Some good people are put off poetry by all the highflowing nonsense that is written about it. Poetry belongs to the people. My attitude to the highbrows is simple.

"When someone debates on the poetry of Yeats,

I'd like to know where and not to go there."

Many people think of poetry as the province of gentle dreamy creatures. I think of a night when Brendan Kennelly won the Final of The North Kerry League with a kick from away out in the country. Afterwards in the pub a veteran bogman approached him. "Are you Kennelly the poet?" "I am." "By gor, for a poet you have a great belt of a ball."

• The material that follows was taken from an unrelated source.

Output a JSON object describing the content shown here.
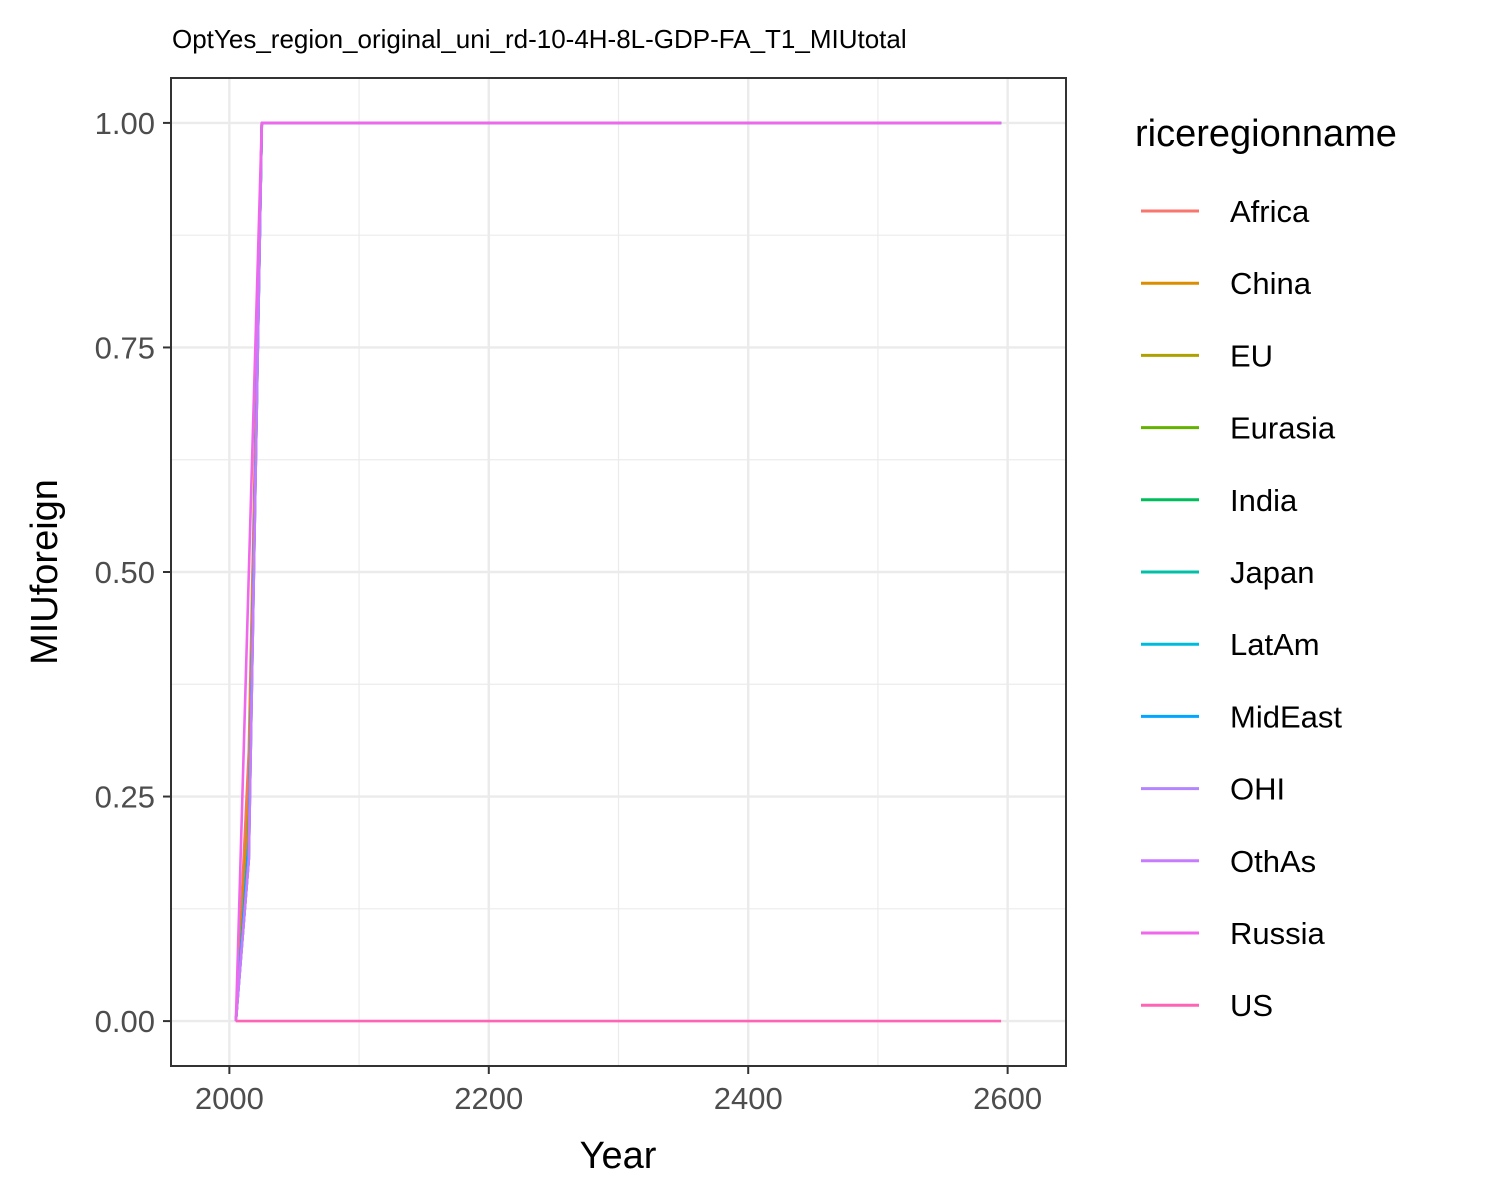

Discussing your favourite line of poetry was a favourite pastime long ago. It still is -- occasionally. One night in The Palace Bar when my turn came, my friends waited with unabated breath. Perhaps they expected that I would quote from Shelley or Keats or Wordsworth himself. Of course I was tempted to do that. However, I thought of all the crazy circumstances in which, on the verge of breakdown, I had phoned back reports to The Evening Press. And I especially remembered Mexico in 1986 in the wake of two earthquakes. I skipped the great poets, and I delivered my favourite line of poetry -- "This is the Dublin International Telephone Exchange."

Fogra: In a few weeks' time I hope to explain Wordsworth's theory about poetry.